Troubleshoot slow ajax requests in Kudos Boards WebSphere from HCL Connections

39 Views Asked by At

We still need the old WebSphere based Kudos Boards from ISW. Users reported that ajax operations like setting due dates or responsible people in a card are very slow, some even abort before finished. Until now I can't see a pattern here why this occurs. It doesn't seem related to a specific user or client.

How could this be troubleshooted? I'd like to take one step back and measure first, how long it takes to process requests. Then generating a list of all requests that took more than a specific time to process, lets say more than one second. So we know how many users are affected from this and there are maybe some shared things between them, like users on a slow network or something like that.

1

There are 1 best solutions below

0
On

Collecting request duration logs from IHS

The Apache module mod_log_config allows certain properties to be logged. Interesting is %T:

The time taken to serve the request, in seconds.

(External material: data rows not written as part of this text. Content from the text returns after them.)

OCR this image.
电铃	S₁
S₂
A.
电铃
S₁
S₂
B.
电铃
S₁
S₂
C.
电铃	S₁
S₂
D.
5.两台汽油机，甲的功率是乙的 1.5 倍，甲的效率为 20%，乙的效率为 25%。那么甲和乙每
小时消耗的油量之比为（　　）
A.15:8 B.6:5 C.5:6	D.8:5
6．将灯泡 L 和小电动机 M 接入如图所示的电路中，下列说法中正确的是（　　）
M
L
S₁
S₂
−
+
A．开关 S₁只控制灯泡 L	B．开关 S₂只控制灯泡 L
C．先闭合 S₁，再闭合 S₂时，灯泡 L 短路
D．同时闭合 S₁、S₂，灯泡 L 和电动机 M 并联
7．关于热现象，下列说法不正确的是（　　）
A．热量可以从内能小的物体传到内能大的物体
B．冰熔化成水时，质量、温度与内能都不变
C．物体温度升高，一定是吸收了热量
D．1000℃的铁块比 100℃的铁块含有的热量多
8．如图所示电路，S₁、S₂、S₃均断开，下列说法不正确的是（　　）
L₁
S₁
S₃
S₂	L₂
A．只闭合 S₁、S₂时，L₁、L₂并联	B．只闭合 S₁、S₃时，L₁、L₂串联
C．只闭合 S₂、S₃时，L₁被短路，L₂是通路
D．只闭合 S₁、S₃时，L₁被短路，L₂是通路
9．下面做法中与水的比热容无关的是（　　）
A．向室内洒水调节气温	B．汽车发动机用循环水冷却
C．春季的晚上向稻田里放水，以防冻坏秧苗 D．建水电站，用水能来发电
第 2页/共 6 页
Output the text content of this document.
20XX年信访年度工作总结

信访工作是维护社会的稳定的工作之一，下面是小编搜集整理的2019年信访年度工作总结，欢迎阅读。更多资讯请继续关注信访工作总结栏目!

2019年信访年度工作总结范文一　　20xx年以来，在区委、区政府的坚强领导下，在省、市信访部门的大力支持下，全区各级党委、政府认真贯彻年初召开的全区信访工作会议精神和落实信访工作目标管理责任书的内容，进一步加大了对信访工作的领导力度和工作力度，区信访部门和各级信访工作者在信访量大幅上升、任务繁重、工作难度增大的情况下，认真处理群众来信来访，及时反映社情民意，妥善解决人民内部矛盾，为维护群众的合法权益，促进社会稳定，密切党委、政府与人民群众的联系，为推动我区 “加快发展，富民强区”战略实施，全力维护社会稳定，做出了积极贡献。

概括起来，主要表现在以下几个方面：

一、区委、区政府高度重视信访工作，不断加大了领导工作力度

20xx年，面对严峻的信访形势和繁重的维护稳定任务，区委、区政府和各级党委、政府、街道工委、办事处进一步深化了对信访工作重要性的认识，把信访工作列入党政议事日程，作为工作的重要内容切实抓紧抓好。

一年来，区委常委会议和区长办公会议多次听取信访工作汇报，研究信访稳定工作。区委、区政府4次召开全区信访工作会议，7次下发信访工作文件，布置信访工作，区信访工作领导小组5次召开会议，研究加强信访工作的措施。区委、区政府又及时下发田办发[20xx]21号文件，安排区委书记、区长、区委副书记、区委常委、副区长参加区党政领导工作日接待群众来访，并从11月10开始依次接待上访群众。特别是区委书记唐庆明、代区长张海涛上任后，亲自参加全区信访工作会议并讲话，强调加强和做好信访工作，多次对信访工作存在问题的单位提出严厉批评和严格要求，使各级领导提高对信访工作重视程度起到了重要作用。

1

Using the %{UNIT}T format, it could be displayed in microseconds instead of seconds, which is better for analyzing later. So I extended the common log format to write the processing time first in conf/httpd.conf:

LogFormat "%{ms}T %h %l %u %t \"%r\" %>s %b" common

Another good idea is to add the User-Agent too, which gave some information about the type of client:

LogFormat "%{ms}T %h %l %u %t \"%r\" %>s %b \"%{User-Agent}i\"" common

First check the configuration file to make sure we didn't break anything:

/opt/IBM/HTTPServer #./bin/apachectl -t
Syntax OK

Now we can do a graceful reastart on productive environments. This way, the webserver finishes all currently processed requests before applying our new config. In opposite to a hard restart, most of the users shouldn't even know that we restarted their webserver.

./bin/apachectl -k graceful

All new requests are logged with the duration in ms like this:

100007 1.2.3.4 - - [03/Nov/2020:14:29:52 +0100] "POST /push/form/comet/connect HTTP/1.1" 200 96 "Mozilla/5.0 (Windows NT 10.0; Win64; x64; rv:82.0) Gecko/20100101 Firefox/82.0"

Analyzing the measured data

We now have several hundred MB of logs from a single day. A filter is required to get usefull information from them. When looking in the logs, we need to do two things to get information about slow requests from them:

  1. Filter on request duration: Requests which are faster than XXX ms need to be sorted out
  2. HCL Connections and Kudos Board use some very old workarounds: They keep ajax requests open to get informed about server updates. A old way of websockets. Those requests just spam our slowlog with false-positives.

I wrote the following command for this purpose:

log=/tmp/access-slow.log; egrep -i -v "(POST /(push|files)/|GET /(kudosboards/updates|api-boards)/|\.mp4(\?[A-Za-z0-9_\-=&]+)? HTTP)" logs/access_2020_11_03.log | egrep '^[0-9]{4,}' | sort -rnk1 > $log; wc -l $log

The first egrep call filters out all requests which are not interesting here: /push is from the long keep alive connections, kudos do this as well. I also excluded mp4 movies because those files are naturally large. When downloading a 500MB movie take some time, it's nothing we need to worry about. Sometimes I also saw them with GET parameters like movie.mp4?logDownload=true&downloadType=view so those were filtered as well.

egrep '^[0-9]{4,}' sort out requests which have a processing time less than 4 digits, wich basically mean >= 1000ms. Since I'm looking for heavy performance issues, this seems a good point to start.

sort -rnk orders our logs by duration descending, so we have the slowest entries at the beginning.

wc -l $log is just to know how much slow entries we collected this time. Now they could be viewed with less $log. Our large access log with over 2 million entries was reduced to 2k.